Fuck me. Every second person that walked by wanted a coffee. Some were polite and waited. Most weren’t, most were reaching over the top of the blender or across Kai’s food as I was prepping. There must have been at least twenty people trying to get around me, one after the other. They were very British (Oh excuse me, Sorry, if I could just, hope you don’t mind) but this was my kids food and strangers reaching over me constantly getting the way made me furious and stressed. Just fucking wait for your damn coffee!! I was raging. I’m raging just thinking about it.

By the time the blend was done I was ready to scream, I was well upset. Fuck the hospice, if I can’t blend in the kitchen (because parents aren’t allowed in the kitchen – which is the stupidest policy, considering I would have been supervised by the chef, or fuck, if the CHEF could have blended his feed that would have been even better) and the place I’ve been directed to is the coffee corner – fuck off. Never again.

That’s not the worst of it, though. What happened next makes me want to never go back. When I went to go check out the meds, we found two boxes were MISSING. Considering we had to sign each box in and it was kept in a locked cupboard there were alarm bells. I wasn’t too worried, because what was lost was a supplement and one was a med we rarely use, but if it had been one of Mikaere’s main meds which are notoriously difficult to order and get in (they’re on special order from our hospital only. One is shipped in from the states for us especially) I would have been livid. What were they going to do for the next med round?

Then I found out the nurse on that morning hadn’t followed the care plan in terms of his breakfast. Wtf. She just decided it wasn’t for her and so didn’t feed Mikaere the food that had been set out by both me and his dietician. WTF doesn’t even cover it. It was CLEARLY in the care plan, and the care plan is not optional. It’s not fucking optional! I’m grateful it was just the food they decided to ignore, because there could have been disastrous results if they’d chosen not to monitor him overnight or given him the wrong meds (or not given him meds at all). Fuck me.

I was already stressed af and this was the breaking point. Done. There is no trust anymore. I’m done. No more overnights at hospice. We have night nurses, we have support during the day. We don’t need overnights at hospice. They’re not us, the building is not home, meds are being lost and careplans aren’t followed and strangers are reaching over as Kai’s food is being prepped. Too many things went wrong on a single overnight stay, too many things went wrong when I let strangers take care of Mikaere. This may be their jobs, but this is our child. Too many mistakes happened for me to be comfortable doing it again.

I’m not saying hospice respite is terrible. I think hospice is awesome for those special needs kids who don’t need constant monitoring, who don’t have immune vulnerabilities and who are able to sleep in their own beds the whole night unattended without their parents wondering if their baby will still be alive the next morning.That is who I think hospice respite serves best.

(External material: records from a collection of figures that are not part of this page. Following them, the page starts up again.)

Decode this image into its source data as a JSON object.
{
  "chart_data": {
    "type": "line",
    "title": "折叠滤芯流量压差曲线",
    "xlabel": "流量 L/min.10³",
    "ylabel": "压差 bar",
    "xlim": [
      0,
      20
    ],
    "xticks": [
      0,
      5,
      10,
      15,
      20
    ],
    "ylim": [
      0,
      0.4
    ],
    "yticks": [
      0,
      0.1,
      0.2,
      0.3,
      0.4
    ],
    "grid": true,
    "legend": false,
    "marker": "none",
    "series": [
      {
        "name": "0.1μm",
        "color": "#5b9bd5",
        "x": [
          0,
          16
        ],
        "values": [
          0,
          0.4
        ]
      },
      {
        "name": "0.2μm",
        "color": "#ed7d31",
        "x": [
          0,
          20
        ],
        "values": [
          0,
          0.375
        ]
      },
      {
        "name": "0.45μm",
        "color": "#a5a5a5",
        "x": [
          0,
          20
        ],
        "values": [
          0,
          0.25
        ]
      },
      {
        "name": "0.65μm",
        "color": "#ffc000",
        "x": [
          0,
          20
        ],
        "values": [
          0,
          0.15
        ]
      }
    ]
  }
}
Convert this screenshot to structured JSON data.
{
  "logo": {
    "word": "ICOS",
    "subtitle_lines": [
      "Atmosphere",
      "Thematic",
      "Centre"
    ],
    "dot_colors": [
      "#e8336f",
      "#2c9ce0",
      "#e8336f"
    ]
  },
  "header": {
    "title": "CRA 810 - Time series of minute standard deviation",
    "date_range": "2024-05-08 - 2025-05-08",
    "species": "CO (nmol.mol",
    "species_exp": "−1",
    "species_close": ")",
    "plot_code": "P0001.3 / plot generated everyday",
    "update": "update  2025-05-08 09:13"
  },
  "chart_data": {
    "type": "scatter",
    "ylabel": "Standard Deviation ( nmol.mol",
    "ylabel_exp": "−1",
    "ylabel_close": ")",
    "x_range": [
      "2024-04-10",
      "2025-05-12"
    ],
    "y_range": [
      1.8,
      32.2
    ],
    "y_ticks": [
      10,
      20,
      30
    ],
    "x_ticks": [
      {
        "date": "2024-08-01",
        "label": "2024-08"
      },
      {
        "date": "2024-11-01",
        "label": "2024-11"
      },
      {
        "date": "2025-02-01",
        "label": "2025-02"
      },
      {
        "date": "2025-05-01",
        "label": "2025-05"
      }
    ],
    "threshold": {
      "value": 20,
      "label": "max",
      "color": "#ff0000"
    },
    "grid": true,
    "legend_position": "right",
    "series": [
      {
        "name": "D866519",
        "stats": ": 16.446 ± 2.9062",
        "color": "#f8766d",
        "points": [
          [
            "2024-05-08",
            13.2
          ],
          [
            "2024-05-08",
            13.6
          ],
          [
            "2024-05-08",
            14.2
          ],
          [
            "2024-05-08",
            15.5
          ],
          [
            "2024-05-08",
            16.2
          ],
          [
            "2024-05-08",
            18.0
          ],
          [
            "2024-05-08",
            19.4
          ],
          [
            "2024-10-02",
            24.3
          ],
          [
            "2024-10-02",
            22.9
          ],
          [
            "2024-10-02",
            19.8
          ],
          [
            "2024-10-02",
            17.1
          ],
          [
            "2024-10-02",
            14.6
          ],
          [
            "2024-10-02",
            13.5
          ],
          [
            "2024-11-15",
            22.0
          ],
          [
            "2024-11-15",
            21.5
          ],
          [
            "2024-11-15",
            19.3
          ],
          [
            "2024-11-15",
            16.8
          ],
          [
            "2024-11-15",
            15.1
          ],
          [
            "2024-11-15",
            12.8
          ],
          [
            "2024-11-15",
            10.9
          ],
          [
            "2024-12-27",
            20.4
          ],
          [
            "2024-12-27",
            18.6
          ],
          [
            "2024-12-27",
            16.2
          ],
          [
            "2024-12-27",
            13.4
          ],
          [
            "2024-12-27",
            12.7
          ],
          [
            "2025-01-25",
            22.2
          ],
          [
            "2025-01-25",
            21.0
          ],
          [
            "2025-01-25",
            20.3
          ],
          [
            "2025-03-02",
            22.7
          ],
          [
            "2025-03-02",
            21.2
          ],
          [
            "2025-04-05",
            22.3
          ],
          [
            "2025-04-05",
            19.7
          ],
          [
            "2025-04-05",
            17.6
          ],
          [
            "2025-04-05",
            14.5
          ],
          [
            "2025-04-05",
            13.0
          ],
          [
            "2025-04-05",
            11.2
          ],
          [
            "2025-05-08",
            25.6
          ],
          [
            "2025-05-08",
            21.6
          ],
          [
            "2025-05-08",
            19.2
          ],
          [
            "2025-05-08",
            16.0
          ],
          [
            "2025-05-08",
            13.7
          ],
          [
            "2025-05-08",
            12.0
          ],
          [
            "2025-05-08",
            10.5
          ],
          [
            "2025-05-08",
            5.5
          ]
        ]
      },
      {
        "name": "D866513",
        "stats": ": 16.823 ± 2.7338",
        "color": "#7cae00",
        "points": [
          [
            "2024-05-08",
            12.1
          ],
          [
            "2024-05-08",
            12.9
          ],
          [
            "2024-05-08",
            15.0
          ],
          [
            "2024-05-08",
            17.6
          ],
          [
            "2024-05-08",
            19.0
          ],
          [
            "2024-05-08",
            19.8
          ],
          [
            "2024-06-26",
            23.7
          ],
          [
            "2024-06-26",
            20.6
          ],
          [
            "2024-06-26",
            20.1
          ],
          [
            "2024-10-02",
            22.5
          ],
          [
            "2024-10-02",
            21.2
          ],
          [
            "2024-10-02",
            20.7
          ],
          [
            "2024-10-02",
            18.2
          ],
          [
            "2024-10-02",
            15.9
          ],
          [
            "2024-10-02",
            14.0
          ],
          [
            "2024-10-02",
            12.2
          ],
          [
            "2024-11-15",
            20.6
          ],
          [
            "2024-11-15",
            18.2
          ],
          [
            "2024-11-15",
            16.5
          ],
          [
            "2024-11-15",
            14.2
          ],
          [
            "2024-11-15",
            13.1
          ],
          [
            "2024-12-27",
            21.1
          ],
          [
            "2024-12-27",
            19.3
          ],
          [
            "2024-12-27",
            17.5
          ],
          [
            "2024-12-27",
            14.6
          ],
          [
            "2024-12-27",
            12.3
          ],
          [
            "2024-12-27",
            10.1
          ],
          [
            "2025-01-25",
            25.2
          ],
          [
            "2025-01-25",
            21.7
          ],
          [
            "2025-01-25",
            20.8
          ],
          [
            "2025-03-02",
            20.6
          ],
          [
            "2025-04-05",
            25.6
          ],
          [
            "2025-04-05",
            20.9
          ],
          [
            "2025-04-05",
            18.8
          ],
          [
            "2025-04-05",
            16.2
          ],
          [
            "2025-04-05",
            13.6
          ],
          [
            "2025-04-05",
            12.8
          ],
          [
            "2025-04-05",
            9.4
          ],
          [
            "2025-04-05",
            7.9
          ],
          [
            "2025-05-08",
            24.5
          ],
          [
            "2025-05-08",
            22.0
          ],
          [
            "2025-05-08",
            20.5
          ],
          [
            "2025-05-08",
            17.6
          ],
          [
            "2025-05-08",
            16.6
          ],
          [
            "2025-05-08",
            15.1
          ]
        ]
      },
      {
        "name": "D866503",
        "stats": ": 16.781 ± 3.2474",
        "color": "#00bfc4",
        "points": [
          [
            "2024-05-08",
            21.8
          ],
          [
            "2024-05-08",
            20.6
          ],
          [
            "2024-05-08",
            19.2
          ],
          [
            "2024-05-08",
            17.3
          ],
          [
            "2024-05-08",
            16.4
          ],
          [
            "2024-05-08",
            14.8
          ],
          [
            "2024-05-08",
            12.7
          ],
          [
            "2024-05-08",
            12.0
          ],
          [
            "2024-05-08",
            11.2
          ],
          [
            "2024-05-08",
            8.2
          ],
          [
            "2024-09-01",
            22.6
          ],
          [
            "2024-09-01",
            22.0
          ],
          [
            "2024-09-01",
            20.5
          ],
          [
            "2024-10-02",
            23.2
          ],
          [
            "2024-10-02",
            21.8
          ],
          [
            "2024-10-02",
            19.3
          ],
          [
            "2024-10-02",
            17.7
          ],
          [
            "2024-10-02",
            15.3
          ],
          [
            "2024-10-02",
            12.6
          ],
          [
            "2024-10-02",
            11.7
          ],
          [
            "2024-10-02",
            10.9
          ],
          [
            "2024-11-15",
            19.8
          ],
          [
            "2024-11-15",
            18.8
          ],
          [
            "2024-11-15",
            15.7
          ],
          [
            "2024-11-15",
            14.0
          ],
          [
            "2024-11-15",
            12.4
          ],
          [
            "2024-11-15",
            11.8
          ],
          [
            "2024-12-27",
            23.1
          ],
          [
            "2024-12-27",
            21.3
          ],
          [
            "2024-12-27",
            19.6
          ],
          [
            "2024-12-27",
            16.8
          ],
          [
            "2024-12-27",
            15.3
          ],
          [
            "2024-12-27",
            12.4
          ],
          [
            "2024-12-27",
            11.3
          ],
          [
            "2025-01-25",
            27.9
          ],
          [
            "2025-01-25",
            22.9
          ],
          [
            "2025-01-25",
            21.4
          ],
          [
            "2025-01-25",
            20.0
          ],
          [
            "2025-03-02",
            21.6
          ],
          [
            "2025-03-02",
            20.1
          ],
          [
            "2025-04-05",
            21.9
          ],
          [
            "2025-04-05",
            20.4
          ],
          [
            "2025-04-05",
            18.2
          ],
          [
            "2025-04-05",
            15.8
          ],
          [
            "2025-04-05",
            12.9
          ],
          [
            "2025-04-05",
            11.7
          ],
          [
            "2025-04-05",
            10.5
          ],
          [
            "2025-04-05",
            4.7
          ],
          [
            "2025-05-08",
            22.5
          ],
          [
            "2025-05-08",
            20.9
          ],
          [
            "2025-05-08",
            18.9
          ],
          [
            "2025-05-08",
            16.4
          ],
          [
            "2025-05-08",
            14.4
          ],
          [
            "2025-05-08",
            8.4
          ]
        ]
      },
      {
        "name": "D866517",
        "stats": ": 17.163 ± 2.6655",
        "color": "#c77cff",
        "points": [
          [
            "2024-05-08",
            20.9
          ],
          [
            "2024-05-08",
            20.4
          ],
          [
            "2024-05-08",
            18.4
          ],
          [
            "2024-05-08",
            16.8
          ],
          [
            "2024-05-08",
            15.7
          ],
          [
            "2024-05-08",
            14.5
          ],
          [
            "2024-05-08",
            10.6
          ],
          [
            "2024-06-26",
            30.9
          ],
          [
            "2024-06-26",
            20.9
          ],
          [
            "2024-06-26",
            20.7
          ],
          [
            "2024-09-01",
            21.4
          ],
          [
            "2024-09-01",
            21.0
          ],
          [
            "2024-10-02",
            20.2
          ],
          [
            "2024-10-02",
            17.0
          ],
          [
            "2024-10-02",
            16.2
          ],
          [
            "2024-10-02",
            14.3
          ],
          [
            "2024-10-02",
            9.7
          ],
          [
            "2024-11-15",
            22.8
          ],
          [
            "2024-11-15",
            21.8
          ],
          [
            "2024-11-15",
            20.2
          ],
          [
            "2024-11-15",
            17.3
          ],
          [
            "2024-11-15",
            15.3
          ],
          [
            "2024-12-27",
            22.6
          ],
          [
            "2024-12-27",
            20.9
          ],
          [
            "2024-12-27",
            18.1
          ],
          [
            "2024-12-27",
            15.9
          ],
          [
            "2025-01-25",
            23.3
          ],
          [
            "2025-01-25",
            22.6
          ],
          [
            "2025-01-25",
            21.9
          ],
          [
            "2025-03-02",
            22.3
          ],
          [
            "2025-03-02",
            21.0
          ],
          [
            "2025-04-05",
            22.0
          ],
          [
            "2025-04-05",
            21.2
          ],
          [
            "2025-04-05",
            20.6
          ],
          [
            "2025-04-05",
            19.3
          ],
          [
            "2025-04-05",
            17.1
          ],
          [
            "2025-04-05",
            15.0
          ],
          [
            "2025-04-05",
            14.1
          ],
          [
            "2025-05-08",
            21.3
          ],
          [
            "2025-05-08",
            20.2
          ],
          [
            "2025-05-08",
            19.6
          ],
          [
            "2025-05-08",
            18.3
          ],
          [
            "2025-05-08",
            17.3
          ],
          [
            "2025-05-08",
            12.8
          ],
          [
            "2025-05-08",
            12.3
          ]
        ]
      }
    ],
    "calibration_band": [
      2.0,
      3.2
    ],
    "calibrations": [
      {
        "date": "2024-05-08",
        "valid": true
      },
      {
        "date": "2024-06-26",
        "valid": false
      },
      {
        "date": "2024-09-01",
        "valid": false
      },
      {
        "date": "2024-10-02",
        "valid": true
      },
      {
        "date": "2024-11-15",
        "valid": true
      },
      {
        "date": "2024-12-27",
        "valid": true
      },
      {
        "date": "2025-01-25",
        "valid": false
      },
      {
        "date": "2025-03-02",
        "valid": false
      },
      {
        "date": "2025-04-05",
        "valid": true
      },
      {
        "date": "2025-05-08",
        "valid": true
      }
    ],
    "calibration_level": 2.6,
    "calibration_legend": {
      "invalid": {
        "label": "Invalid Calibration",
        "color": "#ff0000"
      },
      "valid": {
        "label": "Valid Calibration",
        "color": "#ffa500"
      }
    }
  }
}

That is not us. So. No more hospice overnights. I don’t want to repeat that experience again. Despite the wonderfulness of spending time with Sam, it was not worth the risk.

Instead we’ll ask our night nurses to babysit for a few hours and go to dinner somewhere local, somewhere less than five minutes away. Not yet, I’m still reeling from the hospice respite, but one day soon. Maybe. We’ll see.